There covering there ass. Its going to take a court order to release the information and I bet it will be heavily edited when they do.


----------



## MaterielGeneral (Jan 27, 2015)

KellyDude said:


> I support police but tackling a motorcycle with open tank was a dumb move - he could have approached much less amped.
> The cop doesn't sound as tough when HE is on fire:
> 
> Bodycam of cop setting dirt bike rider alight shows officer shouting




Most cops uniforms are made out of plastic like nylon. His trousers turned into napalm.


----------



## Gomba (3 mo ago)

It was a genious move compared to this:





In a nutshell cops stopped their car in the middle of a railroad and put in a young female suspect who then got hit by a train.


----------



## inceptor (Nov 19, 2012)

Making all cops bad because of a few is wrong. Just like the left puts all gun owners in the same basket because of a few wackos.


----------



## MaterielGeneral (Jan 27, 2015)

Look on YouTube and you'll see plenty of bad cops they speak for themselves.


----------



## inceptor (Nov 19, 2012)

MaterielGeneral said:


> Look on YouTube and you'll see plenty of bad cops they speak for themselves.

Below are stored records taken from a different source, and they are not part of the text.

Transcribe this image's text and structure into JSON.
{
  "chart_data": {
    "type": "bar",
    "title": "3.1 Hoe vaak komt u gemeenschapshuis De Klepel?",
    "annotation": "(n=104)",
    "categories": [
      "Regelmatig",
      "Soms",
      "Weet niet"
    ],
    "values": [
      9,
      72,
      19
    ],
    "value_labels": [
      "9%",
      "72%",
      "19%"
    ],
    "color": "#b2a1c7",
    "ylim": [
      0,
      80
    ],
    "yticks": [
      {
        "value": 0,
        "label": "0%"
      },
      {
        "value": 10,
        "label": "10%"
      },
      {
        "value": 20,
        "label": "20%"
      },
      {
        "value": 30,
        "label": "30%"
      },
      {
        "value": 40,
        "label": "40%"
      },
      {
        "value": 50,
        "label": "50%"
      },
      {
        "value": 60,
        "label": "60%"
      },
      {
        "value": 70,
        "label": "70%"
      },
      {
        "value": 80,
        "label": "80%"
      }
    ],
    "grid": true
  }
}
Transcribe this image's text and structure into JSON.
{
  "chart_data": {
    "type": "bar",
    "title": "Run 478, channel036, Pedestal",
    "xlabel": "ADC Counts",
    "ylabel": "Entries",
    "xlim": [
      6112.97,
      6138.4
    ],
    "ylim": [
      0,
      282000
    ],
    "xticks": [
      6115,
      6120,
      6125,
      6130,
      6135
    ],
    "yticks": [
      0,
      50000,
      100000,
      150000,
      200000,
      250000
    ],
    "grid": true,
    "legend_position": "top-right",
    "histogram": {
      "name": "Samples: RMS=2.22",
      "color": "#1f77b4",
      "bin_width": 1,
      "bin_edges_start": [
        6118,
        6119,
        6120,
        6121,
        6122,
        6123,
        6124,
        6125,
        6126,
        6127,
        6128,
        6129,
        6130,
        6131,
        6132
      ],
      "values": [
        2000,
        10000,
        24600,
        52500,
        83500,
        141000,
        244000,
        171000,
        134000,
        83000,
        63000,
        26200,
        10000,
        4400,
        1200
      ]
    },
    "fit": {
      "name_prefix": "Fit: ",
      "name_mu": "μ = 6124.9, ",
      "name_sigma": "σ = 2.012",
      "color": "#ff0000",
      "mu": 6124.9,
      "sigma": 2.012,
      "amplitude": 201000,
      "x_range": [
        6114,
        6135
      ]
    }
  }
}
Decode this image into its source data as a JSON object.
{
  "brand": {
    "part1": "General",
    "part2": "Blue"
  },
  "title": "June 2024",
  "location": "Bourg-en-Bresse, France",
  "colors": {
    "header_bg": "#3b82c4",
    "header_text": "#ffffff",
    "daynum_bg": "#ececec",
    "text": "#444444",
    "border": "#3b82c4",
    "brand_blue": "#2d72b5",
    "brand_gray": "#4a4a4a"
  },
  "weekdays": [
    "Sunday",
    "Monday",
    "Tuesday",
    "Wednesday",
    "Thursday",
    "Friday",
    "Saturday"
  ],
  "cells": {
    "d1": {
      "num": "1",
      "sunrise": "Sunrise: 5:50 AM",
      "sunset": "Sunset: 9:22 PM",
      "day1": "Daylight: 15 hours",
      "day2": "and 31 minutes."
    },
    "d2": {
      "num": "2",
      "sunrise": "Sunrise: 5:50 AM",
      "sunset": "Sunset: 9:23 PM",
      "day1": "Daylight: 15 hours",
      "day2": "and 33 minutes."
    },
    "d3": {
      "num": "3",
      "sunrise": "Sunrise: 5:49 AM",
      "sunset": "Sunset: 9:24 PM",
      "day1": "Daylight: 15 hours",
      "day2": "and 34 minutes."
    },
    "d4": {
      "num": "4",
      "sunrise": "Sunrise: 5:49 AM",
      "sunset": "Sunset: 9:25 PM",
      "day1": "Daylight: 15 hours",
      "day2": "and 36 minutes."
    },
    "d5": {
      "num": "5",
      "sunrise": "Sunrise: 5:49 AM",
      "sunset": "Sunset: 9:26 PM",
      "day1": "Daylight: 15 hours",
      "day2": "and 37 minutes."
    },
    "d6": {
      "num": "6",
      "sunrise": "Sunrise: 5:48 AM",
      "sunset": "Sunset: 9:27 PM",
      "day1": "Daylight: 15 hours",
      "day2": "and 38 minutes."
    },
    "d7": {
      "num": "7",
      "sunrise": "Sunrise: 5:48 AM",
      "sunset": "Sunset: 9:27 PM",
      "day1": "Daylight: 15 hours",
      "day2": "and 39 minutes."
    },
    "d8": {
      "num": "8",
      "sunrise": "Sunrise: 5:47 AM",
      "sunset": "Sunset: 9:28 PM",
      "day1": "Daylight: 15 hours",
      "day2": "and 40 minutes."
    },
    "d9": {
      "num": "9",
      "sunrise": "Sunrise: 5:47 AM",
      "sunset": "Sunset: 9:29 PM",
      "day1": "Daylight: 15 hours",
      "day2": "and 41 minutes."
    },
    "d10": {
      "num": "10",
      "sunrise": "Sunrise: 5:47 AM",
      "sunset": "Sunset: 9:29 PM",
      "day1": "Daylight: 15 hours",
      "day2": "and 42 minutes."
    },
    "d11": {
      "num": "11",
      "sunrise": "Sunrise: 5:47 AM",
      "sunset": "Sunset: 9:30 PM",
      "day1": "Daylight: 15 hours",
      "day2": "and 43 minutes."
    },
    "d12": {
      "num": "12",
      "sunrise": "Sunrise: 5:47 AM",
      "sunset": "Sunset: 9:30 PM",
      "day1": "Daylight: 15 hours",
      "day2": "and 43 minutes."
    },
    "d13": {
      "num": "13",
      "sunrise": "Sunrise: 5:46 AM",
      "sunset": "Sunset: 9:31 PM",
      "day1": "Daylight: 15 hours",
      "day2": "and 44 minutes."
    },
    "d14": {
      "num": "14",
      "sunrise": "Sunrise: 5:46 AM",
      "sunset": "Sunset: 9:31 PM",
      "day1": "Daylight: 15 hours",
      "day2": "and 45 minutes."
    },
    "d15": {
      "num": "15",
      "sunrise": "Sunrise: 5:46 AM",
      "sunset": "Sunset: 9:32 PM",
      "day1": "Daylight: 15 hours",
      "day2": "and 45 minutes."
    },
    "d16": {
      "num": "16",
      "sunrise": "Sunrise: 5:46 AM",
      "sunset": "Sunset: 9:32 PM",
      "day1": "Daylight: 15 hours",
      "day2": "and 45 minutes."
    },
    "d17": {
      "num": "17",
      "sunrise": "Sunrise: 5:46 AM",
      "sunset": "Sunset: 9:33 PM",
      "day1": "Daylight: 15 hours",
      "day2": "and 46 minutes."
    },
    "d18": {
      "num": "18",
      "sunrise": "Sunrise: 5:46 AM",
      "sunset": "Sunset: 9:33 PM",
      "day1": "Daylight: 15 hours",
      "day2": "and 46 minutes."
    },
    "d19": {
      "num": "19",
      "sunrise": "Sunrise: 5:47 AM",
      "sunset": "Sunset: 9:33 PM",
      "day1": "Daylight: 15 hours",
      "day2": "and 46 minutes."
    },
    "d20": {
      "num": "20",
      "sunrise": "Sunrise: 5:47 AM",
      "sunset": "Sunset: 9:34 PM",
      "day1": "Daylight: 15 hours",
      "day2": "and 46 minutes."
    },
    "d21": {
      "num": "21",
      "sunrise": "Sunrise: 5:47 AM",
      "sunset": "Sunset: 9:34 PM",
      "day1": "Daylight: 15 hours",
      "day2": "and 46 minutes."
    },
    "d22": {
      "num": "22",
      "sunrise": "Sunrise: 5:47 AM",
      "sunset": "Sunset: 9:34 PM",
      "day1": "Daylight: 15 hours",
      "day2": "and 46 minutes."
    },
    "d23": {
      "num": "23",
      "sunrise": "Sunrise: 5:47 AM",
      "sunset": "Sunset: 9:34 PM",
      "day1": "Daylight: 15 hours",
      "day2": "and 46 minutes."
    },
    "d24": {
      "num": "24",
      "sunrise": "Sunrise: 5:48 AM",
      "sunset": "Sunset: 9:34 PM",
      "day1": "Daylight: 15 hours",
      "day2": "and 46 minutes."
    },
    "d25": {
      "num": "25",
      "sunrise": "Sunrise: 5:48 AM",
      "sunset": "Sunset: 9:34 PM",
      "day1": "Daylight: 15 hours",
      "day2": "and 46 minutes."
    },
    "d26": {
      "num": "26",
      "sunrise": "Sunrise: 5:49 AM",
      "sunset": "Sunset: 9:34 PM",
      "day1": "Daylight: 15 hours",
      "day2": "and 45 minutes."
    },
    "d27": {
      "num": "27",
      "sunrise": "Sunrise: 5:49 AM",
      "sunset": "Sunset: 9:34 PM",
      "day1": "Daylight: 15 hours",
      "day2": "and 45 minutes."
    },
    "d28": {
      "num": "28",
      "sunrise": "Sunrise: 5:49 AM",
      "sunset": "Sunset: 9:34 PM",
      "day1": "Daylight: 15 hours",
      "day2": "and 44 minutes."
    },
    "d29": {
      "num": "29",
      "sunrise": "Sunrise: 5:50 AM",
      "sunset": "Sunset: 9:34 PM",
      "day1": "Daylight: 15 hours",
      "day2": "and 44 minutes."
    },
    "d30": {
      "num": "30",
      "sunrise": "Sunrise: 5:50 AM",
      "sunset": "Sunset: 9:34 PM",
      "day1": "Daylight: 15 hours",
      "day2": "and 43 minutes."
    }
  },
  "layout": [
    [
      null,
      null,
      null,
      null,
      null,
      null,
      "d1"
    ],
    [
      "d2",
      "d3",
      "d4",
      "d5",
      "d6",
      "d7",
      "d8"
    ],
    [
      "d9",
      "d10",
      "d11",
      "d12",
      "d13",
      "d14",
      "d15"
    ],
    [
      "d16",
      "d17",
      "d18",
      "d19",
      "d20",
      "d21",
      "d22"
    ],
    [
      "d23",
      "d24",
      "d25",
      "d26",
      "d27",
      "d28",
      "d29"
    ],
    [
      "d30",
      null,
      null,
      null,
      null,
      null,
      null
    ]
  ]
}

I have seen and known both good cops and bad cops.


----------



## MaterielGeneral (Jan 27, 2015)

inceptor said:


> I have seen and known both good cops and bad cops.


I agree


----------



## KellyDude (11 mo ago)

There's a million cops dealing with unusual dynamic situations by the minute.
Some are hurt/killed due to hesitating to harm others.
I give law enforcement the benefit of the doubt for being in such an unusual situation.
But everyone makes mistakes at work.


----------



## Kauboy (May 12, 2014)

Hot take: Cops should be large behemoths of men (yes men) capable of violence. More hands on strength and training reduces the need for resorting to weapons or submission holds, though both should still remain options.


----------



## inceptor (Nov 19, 2012)

Kauboy said:


> Hot take: Cops should be large behemoths of men (yes men) capable of violence. More hands on strength and training reduces the need for resorting to weapons or submission holds, though both should still remain options.


Well, that's not very woke.


----------